Unable to generate pHash hashes that match other implementations

micahsnyder commented 3 years ago

I'm hoping that I can use your crate to generate phash hashes but I've been having some trouble with this. My current test program looks like this.

I have a teammate that generated a large collection of perceptual hashes. I want to reproduce those hashes for the same files using your library. I tried some different variations with your API and couldn't get it to work.

My next step was to verify that I could at least reproduce those hashes with a different pHash library.

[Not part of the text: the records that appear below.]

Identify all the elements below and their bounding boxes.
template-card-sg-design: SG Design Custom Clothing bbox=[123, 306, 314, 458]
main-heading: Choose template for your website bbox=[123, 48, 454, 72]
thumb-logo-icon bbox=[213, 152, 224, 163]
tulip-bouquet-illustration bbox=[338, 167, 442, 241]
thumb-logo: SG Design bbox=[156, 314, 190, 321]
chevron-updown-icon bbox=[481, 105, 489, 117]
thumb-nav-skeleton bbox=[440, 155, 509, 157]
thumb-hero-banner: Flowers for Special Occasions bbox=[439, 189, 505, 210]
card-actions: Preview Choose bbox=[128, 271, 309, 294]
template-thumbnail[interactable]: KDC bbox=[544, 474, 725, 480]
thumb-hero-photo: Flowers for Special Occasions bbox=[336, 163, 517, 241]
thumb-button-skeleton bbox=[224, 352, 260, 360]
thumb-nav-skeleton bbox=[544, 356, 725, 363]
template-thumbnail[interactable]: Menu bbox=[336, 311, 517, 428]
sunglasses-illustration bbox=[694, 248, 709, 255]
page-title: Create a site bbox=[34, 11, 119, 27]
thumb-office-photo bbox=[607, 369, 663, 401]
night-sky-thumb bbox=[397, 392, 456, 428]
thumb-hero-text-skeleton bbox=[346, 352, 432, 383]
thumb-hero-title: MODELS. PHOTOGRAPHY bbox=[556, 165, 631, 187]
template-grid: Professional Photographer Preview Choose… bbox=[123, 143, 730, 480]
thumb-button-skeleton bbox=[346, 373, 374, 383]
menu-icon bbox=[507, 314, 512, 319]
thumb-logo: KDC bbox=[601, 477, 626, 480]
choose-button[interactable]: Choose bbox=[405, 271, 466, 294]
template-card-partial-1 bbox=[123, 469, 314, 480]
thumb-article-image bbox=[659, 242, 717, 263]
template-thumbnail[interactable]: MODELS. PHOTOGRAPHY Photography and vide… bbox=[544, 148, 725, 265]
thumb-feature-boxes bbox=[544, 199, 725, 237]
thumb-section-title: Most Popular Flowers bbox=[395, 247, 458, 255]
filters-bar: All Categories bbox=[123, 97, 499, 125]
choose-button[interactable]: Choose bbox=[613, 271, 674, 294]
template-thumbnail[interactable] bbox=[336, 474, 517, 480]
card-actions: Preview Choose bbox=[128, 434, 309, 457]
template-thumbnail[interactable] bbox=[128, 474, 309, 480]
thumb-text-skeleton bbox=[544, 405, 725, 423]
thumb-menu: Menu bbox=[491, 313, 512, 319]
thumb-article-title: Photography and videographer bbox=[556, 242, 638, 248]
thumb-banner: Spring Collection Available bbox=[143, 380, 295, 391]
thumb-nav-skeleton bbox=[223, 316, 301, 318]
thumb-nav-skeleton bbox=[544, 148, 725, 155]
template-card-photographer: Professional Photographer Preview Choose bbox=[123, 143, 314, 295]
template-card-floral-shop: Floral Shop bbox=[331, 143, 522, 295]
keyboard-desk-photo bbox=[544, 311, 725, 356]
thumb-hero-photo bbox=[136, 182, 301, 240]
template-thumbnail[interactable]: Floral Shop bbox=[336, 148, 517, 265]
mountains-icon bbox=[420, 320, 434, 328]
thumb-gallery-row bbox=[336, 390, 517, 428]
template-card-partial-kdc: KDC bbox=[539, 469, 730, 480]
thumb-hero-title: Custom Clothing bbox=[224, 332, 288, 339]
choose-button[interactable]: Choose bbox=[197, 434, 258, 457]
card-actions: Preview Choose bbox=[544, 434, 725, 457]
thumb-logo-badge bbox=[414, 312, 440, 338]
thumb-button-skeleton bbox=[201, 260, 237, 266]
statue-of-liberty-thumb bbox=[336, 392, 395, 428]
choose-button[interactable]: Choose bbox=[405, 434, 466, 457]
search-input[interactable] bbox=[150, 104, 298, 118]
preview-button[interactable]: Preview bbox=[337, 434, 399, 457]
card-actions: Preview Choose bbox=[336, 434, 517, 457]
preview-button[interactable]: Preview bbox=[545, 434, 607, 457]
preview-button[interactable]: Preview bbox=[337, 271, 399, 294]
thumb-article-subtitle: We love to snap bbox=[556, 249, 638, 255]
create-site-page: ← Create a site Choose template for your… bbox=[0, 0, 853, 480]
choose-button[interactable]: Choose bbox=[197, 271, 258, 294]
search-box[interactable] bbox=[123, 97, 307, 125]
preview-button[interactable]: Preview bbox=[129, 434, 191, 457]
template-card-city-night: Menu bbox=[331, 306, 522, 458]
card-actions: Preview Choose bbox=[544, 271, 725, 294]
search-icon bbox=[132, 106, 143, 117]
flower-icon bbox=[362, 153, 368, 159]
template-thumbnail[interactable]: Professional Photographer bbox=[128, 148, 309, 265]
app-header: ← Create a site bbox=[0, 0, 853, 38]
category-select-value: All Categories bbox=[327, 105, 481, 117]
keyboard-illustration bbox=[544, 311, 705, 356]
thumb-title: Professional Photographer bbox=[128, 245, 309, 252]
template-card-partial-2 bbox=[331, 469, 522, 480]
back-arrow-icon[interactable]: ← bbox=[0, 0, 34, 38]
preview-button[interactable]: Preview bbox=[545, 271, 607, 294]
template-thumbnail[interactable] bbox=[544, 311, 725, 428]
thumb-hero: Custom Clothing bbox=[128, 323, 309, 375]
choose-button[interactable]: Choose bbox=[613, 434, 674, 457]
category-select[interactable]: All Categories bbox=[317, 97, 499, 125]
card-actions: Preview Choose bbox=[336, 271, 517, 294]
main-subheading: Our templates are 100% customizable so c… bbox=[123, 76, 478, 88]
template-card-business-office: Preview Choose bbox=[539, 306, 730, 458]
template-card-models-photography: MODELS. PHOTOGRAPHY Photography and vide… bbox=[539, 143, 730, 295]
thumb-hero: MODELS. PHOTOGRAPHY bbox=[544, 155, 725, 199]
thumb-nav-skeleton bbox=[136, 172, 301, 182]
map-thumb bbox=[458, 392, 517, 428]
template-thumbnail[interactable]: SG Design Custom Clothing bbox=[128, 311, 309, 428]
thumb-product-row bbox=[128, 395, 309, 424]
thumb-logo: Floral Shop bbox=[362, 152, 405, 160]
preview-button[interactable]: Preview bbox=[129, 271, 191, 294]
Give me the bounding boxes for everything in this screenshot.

Initially I thought that my teammate was using the ph_dct_imagehash() API from the original (GPL) pHash project. I customized one of the pHash project example programs to print the DCT pHash for a single file. I was unable to generate hashes with img_hash that match the hashes created by pHash's ph_dct_imagehash().

I spoke with the teammate and learned that they're actually using Johannes Buchner's Python-based (BSD) imagehash library. Specifically, he's using Johannes' DCT phash() function. To test it, I made this prototype to create phash() hashes with imagehash. Unfortunately, I was also unable to use img_hash to produce hashes that match those generated by Johannes' imagehash's phash() function.

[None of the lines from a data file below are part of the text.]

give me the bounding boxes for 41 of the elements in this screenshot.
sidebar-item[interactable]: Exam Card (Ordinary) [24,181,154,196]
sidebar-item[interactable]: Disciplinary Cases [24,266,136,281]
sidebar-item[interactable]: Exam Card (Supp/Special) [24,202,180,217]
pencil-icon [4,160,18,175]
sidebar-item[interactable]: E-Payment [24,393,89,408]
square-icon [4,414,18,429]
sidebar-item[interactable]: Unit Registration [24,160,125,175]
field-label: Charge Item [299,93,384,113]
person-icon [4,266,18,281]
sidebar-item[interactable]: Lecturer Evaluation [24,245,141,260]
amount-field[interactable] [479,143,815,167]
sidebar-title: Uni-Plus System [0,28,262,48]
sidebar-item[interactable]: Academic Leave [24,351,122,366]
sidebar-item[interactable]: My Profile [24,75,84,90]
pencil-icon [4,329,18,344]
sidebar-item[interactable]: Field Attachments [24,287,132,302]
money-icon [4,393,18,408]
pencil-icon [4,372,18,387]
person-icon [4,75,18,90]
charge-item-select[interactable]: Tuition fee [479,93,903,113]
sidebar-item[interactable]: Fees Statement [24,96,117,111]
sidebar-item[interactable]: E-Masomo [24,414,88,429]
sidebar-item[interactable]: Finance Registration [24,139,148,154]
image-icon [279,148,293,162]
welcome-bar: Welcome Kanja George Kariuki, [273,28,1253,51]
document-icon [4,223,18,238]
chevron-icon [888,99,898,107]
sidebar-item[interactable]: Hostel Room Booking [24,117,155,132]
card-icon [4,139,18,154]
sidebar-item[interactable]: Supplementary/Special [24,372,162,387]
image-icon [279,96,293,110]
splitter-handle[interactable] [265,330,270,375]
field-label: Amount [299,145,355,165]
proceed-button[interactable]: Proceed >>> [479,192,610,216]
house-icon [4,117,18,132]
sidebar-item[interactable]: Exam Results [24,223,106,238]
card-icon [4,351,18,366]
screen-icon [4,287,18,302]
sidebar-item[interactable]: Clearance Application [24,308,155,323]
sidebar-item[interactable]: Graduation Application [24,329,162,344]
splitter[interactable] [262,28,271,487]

I suppose you're primarily interested in reproducing the algorithms from the original pHash library (without reading their GPL source). But my motivation is to calculate hashes in Rust that match those that my teammate generated using Johannes Buchner's phash() function. I'm wondering if you'd be able to help me use your library to do this.

One thing I'm thinking is that maybe img_hash should provide a way to use Median instead of Mean for the hash algorithm. From your documentation:

http://www.hackerfactor.com/blog/?/archives/432-Looks-Like-It.html Krawetz describes a "pHash" algorithm which is equivalent to Mean + DCT preprocessing here.

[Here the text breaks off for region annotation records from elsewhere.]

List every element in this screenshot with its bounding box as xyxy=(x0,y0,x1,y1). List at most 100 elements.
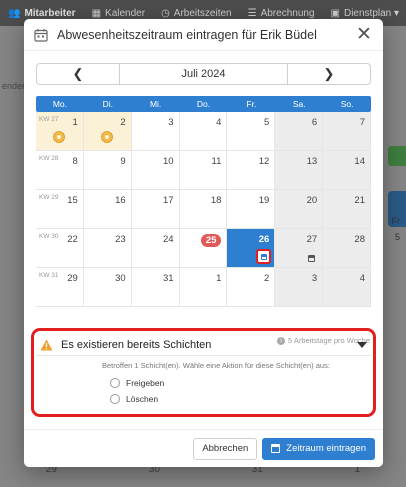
calendar-day[interactable]: 23 xyxy=(83,229,132,268)
calendar-day[interactable]: 1 xyxy=(179,268,228,307)
calendar-day[interactable]: KW 31 29 xyxy=(36,268,84,307)
calendar-day[interactable]: 19 xyxy=(227,190,276,229)
calendar-day[interactable]: 21 xyxy=(323,190,371,229)
vacation-icon xyxy=(100,131,113,143)
weekday-label: Fr. xyxy=(246,99,257,109)
day-number: 10 xyxy=(162,156,174,167)
calendar-day[interactable]: 9 xyxy=(83,151,132,190)
calendar-day[interactable]: 13 xyxy=(275,151,324,190)
warning-body: Betroffen 1 Schicht(en). Wähle eine Akti… xyxy=(36,356,371,407)
option-loeschen[interactable]: Löschen xyxy=(110,391,371,407)
weekday-label: Do. xyxy=(196,99,211,109)
day-number: 28 xyxy=(354,234,365,245)
radio-loeschen[interactable] xyxy=(110,394,120,404)
month-navigation: ❮ Juli 2024 ❯ xyxy=(36,63,371,85)
week-number: KW 28 xyxy=(39,155,59,162)
calendar-day[interactable]: 3 xyxy=(131,112,180,151)
calendar-day[interactable]: 14 xyxy=(323,151,371,190)
calendar-icon: ▦ xyxy=(91,7,102,19)
prev-month-button[interactable]: ❮ xyxy=(37,64,120,84)
calendar-day[interactable]: 11 xyxy=(179,151,228,190)
calendar-day-today[interactable]: 25 xyxy=(179,229,228,268)
calendar: Mo. Di. Mi. Do. Fr. Sa. So. KW 27 1 2 3 4… xyxy=(36,96,371,307)
calendar-day[interactable]: 5 xyxy=(227,112,276,151)
weekday-label: Mi. xyxy=(149,99,162,109)
day-number: 1 xyxy=(72,117,78,128)
calendar-day-selected[interactable]: 26 xyxy=(227,229,276,268)
month-label: Juli 2024 xyxy=(181,68,226,80)
calendar-day[interactable]: 6 xyxy=(275,112,324,151)
day-number: 31 xyxy=(162,273,174,284)
calendar-day[interactable]: KW 29 15 xyxy=(36,190,84,229)
calendar-day[interactable]: 24 xyxy=(131,229,180,268)
calendar-day[interactable]: 16 xyxy=(83,190,132,229)
week-number: KW 29 xyxy=(39,194,59,201)
calendar-day[interactable]: 7 xyxy=(323,112,371,151)
day-number: 16 xyxy=(115,195,126,206)
day-number: 21 xyxy=(354,195,365,206)
background-side-text: ender xyxy=(2,81,26,91)
day-number: 15 xyxy=(67,195,78,206)
calendar-day[interactable]: 12 xyxy=(227,151,276,190)
calendar-day[interactable]: 18 xyxy=(179,190,228,229)
day-number: 29 xyxy=(67,273,78,284)
calendar-icon xyxy=(34,28,48,42)
weekday-label: Di. xyxy=(102,99,113,109)
calendar-day[interactable]: 4 xyxy=(179,112,228,151)
calendar-day[interactable]: 17 xyxy=(131,190,180,229)
day-number: 22 xyxy=(67,234,78,245)
shift-highlight[interactable] xyxy=(256,249,272,264)
calendar-day[interactable]: KW 30 22 xyxy=(36,229,84,268)
option-freigeben[interactable]: Freigeben xyxy=(110,375,371,391)
calendar-day[interactable]: 28 xyxy=(323,229,371,268)
day-number: 18 xyxy=(210,195,222,206)
calendar-day[interactable]: 3 xyxy=(275,268,324,307)
shift-warning-panel: Es existieren bereits Schichten Betroffe… xyxy=(36,334,371,411)
today-badge: 25 xyxy=(200,234,222,247)
chevron-right-icon: ❯ xyxy=(323,66,335,81)
calendar-icon xyxy=(271,444,281,453)
caret-down-icon[interactable] xyxy=(357,341,367,348)
warning-text: Betroffen 1 Schicht(en). Wähle eine Akti… xyxy=(102,361,330,370)
warning-header[interactable]: Es existieren bereits Schichten xyxy=(36,334,371,356)
sliders-icon: ☰ xyxy=(247,7,257,19)
briefcase-icon: ▣ xyxy=(330,7,340,19)
modal-title: Abwesenheitszeitraum eintragen für Erik … xyxy=(57,27,317,42)
day-number: 2 xyxy=(120,117,126,128)
calendar-day[interactable]: 31 xyxy=(131,268,180,307)
warning-title: Es existieren bereits Schichten xyxy=(61,338,212,351)
weekday-label: Mo. xyxy=(52,99,67,109)
background-col-label: Fr xyxy=(391,216,401,226)
day-number: 5 xyxy=(263,117,270,128)
day-number: 3 xyxy=(168,117,174,128)
day-number: 7 xyxy=(359,117,365,128)
day-number: 30 xyxy=(115,273,126,284)
shift-icon xyxy=(260,253,267,260)
next-month-button[interactable]: ❯ xyxy=(287,64,370,84)
calendar-day[interactable]: 4 xyxy=(323,268,371,307)
option-label: Löschen xyxy=(126,394,159,404)
day-number: 27 xyxy=(306,234,318,245)
radio-freigeben[interactable] xyxy=(110,378,120,388)
chevron-left-icon: ❮ xyxy=(72,66,84,81)
day-number: 4 xyxy=(216,117,222,128)
close-icon[interactable]: ✕ xyxy=(355,25,373,44)
absence-modal: Abwesenheitszeitraum eintragen für Erik … xyxy=(24,19,383,467)
calendar-day[interactable]: 27 xyxy=(275,229,324,268)
calendar-day[interactable]: 20 xyxy=(275,190,324,229)
background-col-value: 5 xyxy=(394,232,400,242)
submit-period-button[interactable]: Zeitraum eintragen xyxy=(262,437,375,460)
day-number: 3 xyxy=(311,273,318,284)
calendar-day[interactable]: 30 xyxy=(83,268,132,307)
calendar-day[interactable]: 2 xyxy=(83,112,132,151)
calendar-day[interactable]: 10 xyxy=(131,151,180,190)
calendar-day[interactable]: KW 28 8 xyxy=(36,151,84,190)
modal-footer: Abbrechen Zeitraum eintragen xyxy=(24,429,383,467)
day-number: 9 xyxy=(120,156,126,167)
day-number: 12 xyxy=(258,156,270,167)
vacation-icon xyxy=(53,131,65,143)
calendar-day[interactable]: KW 27 1 xyxy=(36,112,84,151)
cancel-button[interactable]: Abbrechen xyxy=(193,437,258,460)
weekday-header: Mo. Di. Mi. Do. Fr. Sa. So. xyxy=(36,96,371,112)
calendar-day[interactable]: 2 xyxy=(227,268,276,307)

But if you read the comments it says that pHash actually uses Median. Johannes' library also appears to use Median for phash() (though he uses Mean for phash_simple(), but we're not using phash_simple()).

To try to test using Median instead, I made an effort to add HashAlg::Median to img_hash: https://github.com/micahsnyder/img_hash/commit/6f5f603f7a218239f52d4ebbc806b44cca212bdc I'm not certain that my Median code is correct, which is why I haven't submitted a PR to you. And my overall test program using img_hash::HashAlg::Median still didn't result in matching hashes.

Would you be willing to look at Johannes' phash() implementation and compare and help me figure out what I'm doing wrong.

micahsnyder commented 3 years ago

@abonander Friendly ping

abonander commented 3 years ago

I guess I don't specifically note it anywhere, but this crate was never intended to reproduce the output of other libraries. With the exception of Blockhash, none of the other image hashing algorithms have an exact specification so they may differ in various implementation details.

It looks like imagehash uses a different DCT size, multiplying the hash width and height by a factor of 4 whereas img_hash multiplies by a factor of 2. The blog post also appears to use a factor of 4 so this was probably just an implementation mistake on my part, but changing it now would be a breaking change as it would make existing hash values non-reproducible.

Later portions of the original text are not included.